La vida es fea
Guionista mimado de la generación de directores que llegó al cine sobre la parte final del siglo pasado, Charlie Kaufman demuestra con Todas las vidas, mi vida que tras el encanto de películas como ¿Quieres ser John Malkovich?, El ladrón de orquídeas o Eterno resplandor de una mente sin recuerdos no sólo había un mundo que le pertenecía desde las ideas, sino que además el punto de vista de los directores funcionaba como dique contenedor para ordenar y organizar ese universo rico en elementos. Aquí director, y sin un evidente sentido de la practicidad, Kaufman vuelve a alumbrar ideas más o menos relucientes pero sin la necesaria organicidad narrativa como para que eso que nos cuenta nos interese un poco.

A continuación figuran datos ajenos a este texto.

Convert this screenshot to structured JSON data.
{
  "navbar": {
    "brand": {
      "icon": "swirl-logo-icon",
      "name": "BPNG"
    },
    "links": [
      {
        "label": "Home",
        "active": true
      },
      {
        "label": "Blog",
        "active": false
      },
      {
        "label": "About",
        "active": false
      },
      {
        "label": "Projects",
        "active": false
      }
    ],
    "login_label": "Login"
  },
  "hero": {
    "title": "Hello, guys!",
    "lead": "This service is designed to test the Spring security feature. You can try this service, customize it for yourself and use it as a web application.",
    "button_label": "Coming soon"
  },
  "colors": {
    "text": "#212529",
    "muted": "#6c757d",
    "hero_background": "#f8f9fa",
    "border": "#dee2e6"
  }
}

Un afectado (como todas las veces que está mal) Philip Seymour Hoffman interpreta a Caden Cotard, un director de teatro hipocondríaco, dueño de un fatalismo absoluto y posmoderno. Nada de lo que hace le genera placer, más allá de parecer talentoso en lo suyo: así lo demuestran las críticas que recibe por su adaptación de La muerte de un viajante. Pero Caden vive un matrimonio frustrado, con una hija y una mujer que se fugan a Alemania, y con amoríos varios con una empleada y una actriz. Sin embargo, su constante inconformismo lo lleva interpelarse sobre el sentido de los días que discurren, mientras comienza a sentir las pérdidas como algo que adquiere el inevitable rostro de la muerte.

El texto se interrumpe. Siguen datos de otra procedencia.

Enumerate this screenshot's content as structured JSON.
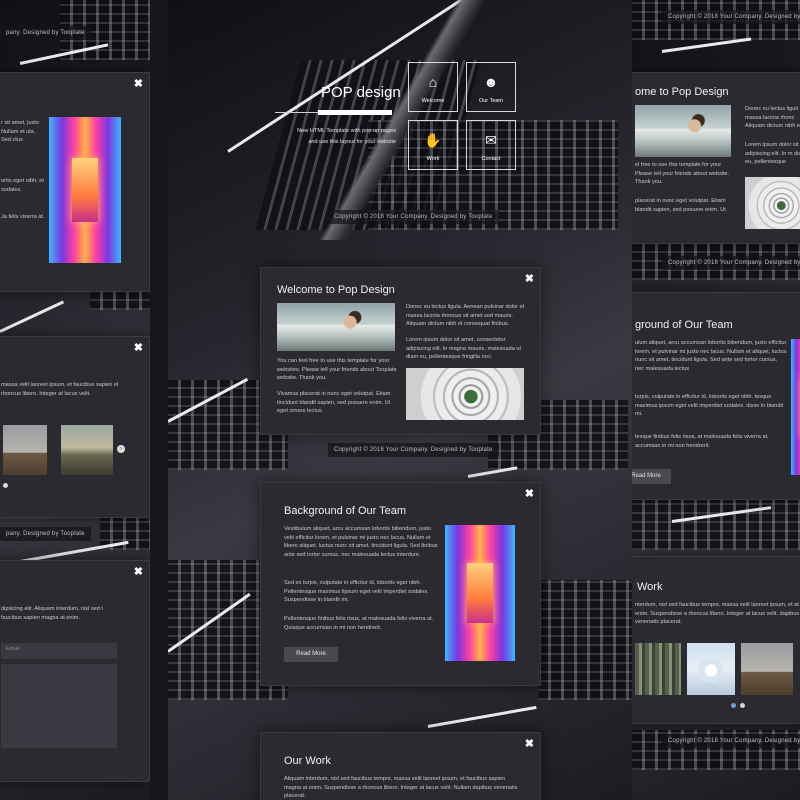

Hasta ahí, un relato con algunas distorsiones y disrupciones narrativas, pero que fluye con cierta normalidad, dentro de lo que podemos denominar “normalidad” en el cine de Kaufman. Mechado con algunos momentos de humor, Todas las vidas, mi vida funciona en esos momentos como una amarga reflexión sobre la creación y la soledad a la que se ve inmerso todo artista que utiliza su interior para construir sus obras. Para Caden, cada trozo que crea es una parte de sí que desaparece. Crecer, bajo su punto de vista, es morir lentamente. Tal vez por eso, a los 50 años, Kaufman habrá necesitado pasar a la dirección tras guionar durante varios años. Esa necesidad de imprimir definitivamente sus ideas, antes de que el tiempo cumpla su cometido, tal vez hayan justificado el film.

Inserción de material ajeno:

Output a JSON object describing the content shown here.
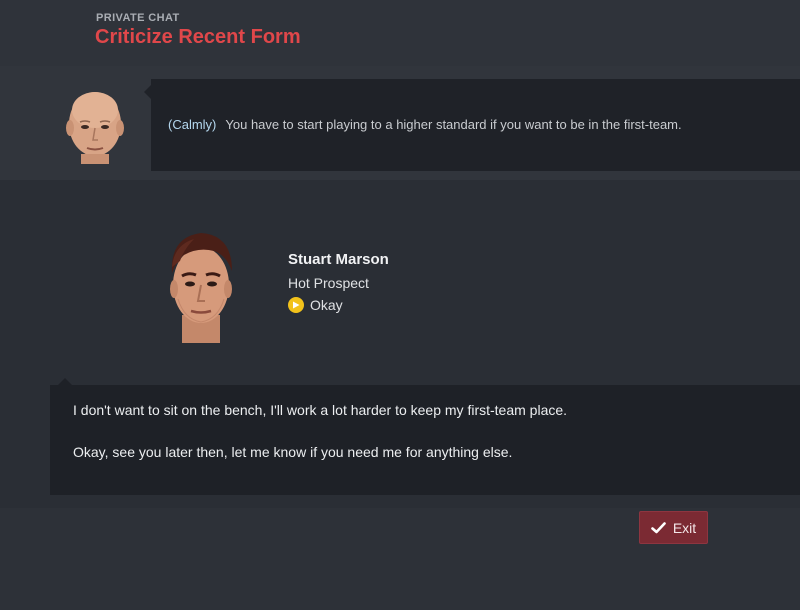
{
  "header": {
    "kicker": "PRIVATE CHAT",
    "title": "Criticize Recent Form"
  },
  "manager": {
    "tone": "(Calmly)",
    "message": "You have to start playing to a higher standard if you want to be in the first-team."
  },
  "player": {
    "name": "Stuart Marson",
    "role": "Hot Prospect",
    "status": "Okay",
    "status_color": "#f2c21b"
  },
  "responses": [
    "I don't want to sit on the bench, I'll work a lot harder to keep my first-team place.",
    "Okay, see you later then, let me know if you need me for anything else."
  ],
  "actions": {
    "exit_label": "Exit",
    "exit_icon": "check-icon",
    "exit_color": "#7b2a33"
  },
  "colors": {
    "accent": "#e0474a",
    "background": "#2a2e35"
  }
}
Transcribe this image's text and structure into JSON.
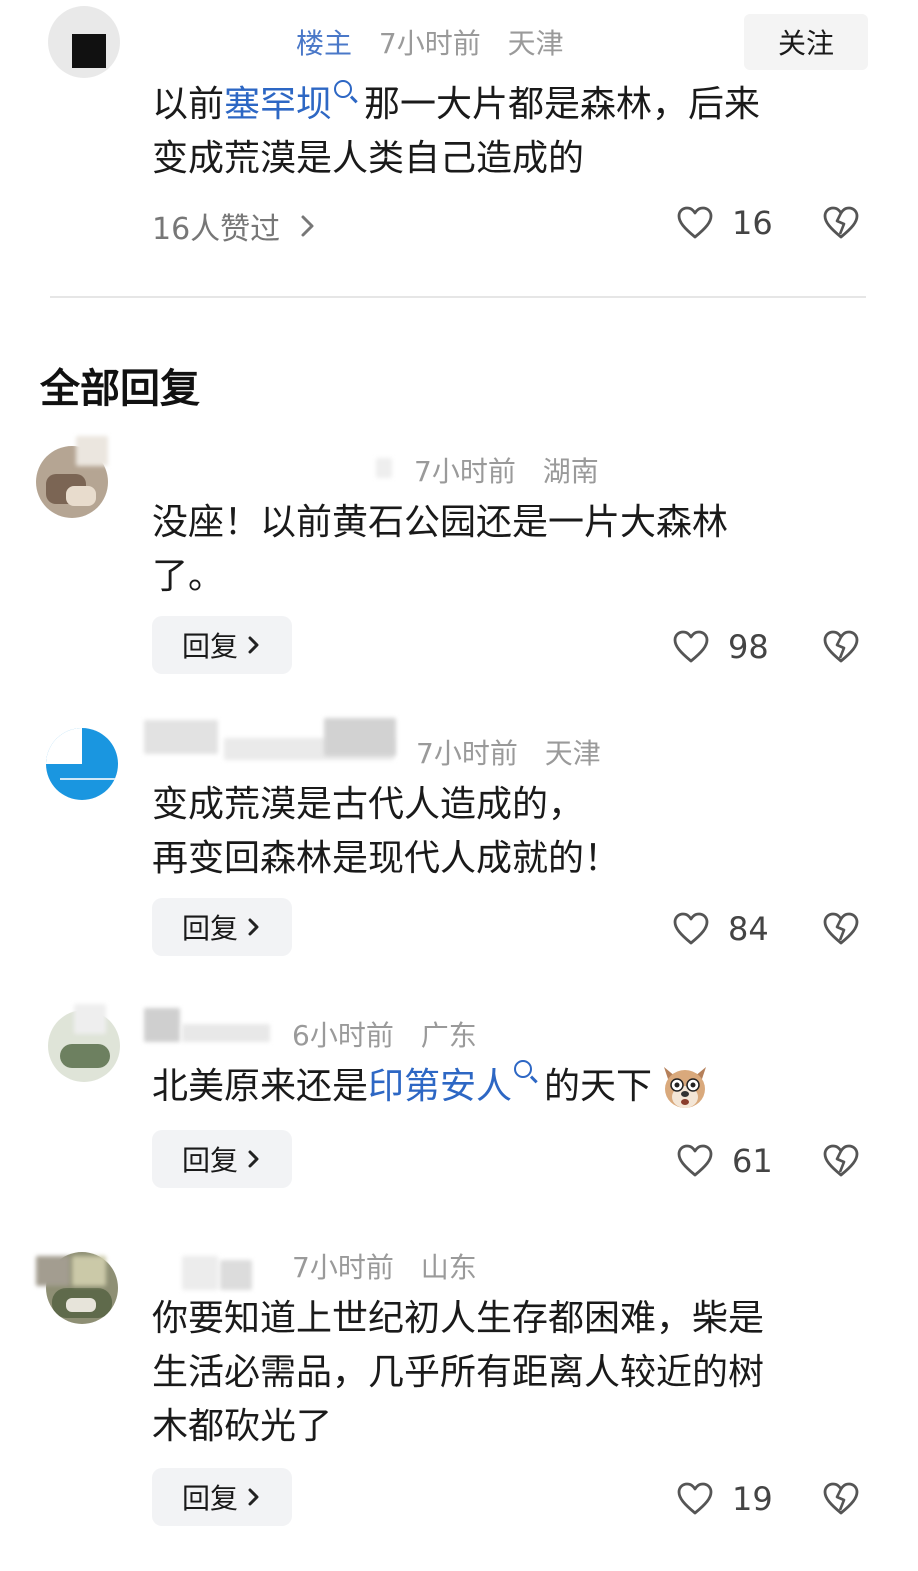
{
  "op_comment": {
    "badge": "楼主",
    "time": "7小时前",
    "location": "天津",
    "follow_label": "关注",
    "text_before": "以前",
    "link_text": "塞罕坝",
    "text_after_line1": "那一大片都是森林，后来",
    "text_line2": "变成荒漠是人类自己造成的",
    "liked_by": "16人赞过",
    "like_count": "16"
  },
  "section_title": "全部回复",
  "reply_label": "回复",
  "replies": [
    {
      "time": "7小时前",
      "location": "湖南",
      "line1": "没座！以前黄石公园还是一片大森林",
      "line2": "了。",
      "like_count": "98"
    },
    {
      "time": "7小时前",
      "location": "天津",
      "line1": "变成荒漠是古代人造成的，",
      "line2": "再变回森林是现代人成就的！",
      "like_count": "84"
    },
    {
      "time": "6小时前",
      "location": "广东",
      "text_before": "北美原来还是",
      "link_text": "印第安人",
      "text_after": "的天下",
      "emoji": "dog-face-emoji",
      "like_count": "61"
    },
    {
      "time": "7小时前",
      "location": "山东",
      "line1": "你要知道上世纪初人生存都困难，柴是",
      "line2": "生活必需品，几乎所有距离人较近的树",
      "line3": "木都砍光了",
      "like_count": "19"
    }
  ],
  "icons": {
    "like": "heart-outline-icon",
    "dislike": "broken-heart-icon",
    "chevron": "chevron-right-icon",
    "search": "search-icon"
  },
  "colors": {
    "link": "#2d67c4",
    "meta": "#9a9a9a",
    "badge": "#4a78c8",
    "button_bg": "#f2f3f5"
  }
}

Pero claro, como todo arte que se construye con un fin utilitario demuestra, una vez acabado, su total futilidad más allá del propio goce personal. Si bien por los materiales con los que trabaja -psicología, física- los mundos de Kaufman siempre apelaron a algún tipo de hermetismo, aquí la falta de un narrador que imbrique esas ideas con un sentido narrativo hace que la película haga agua allí cuando comienza a descubrir sus múltiples capas. Y que aquí se revelan cuando Caden, tras recibir un premio, compre un estudio gigante para montar la obra de teatro más arriesgada de todos los tiempos: una donde cada actor viva una vida, y donde cada vida sea un pedazo de la vida de su propio autor. Jugar a Dios, que le llaman.
Y es ahí, en ese quiebre por el lado de lo onírico, donde no se sabe si lo que estamos viendo es real y ficticio, donde Kaufman se pierde, donde se descubre que todo lo contado anteriormente deja de importar si lo único que sobresalen son una serie de conceptos que se resuelven visual y estéticamente. Atrás quedan las enfermedades de Caden y los devaneos con un humor amargo. Luego de un quiebre abrupto nos vemos sumergidos en un universo metalingüístico sobre la creación y la ficción, con sus diversos niveles de interpretación, que contados sin gracia sólo demoran una resolución que era evidente: una vez que Caden puede descubrirse a sí mismo, sólo queda la inexorable extinción.
Posiblemente el film contenga muchos elementos que en una crítica no se alcancen a desarrollar y darían para un artículo que indague en otras disciplinas, cosa para la que este humilde escriba está un poco vedado. Pero hasta en ello, en la imposibilidad de analizarlo desde el cine, Todas las vidas, mi vida demuestra su irrelevancia como producto fílmico. Igual de intertextual era la reciente La isla siniestra, allí estaba Scorsese para darle un sentido al film e involucrarlo en el universo del cine. Kaufman apenas usa al cine como herramienta, para darle imagen a lo que cuenta: que es mucho, pero encriptado y confuso, sin una homogenización, ni orden. Paradójicamente su película le rinde mayor tributo al videoclip (por el hecho de ser apenas un chiche visual), ese mundo del que venían los Jonze y los Gondry, a los que antes les había dado sus materiales. Y termina construyendo un film de guionista, tan perfecto desde lo formal como escasamente frío y distante desde lo emocional, que termina por contagiarse del fatalismo de su protagonista: un pesimismo inocuo, porque no parte de la idea de que la vida es finita, sino de que la vida, directamente, no existe.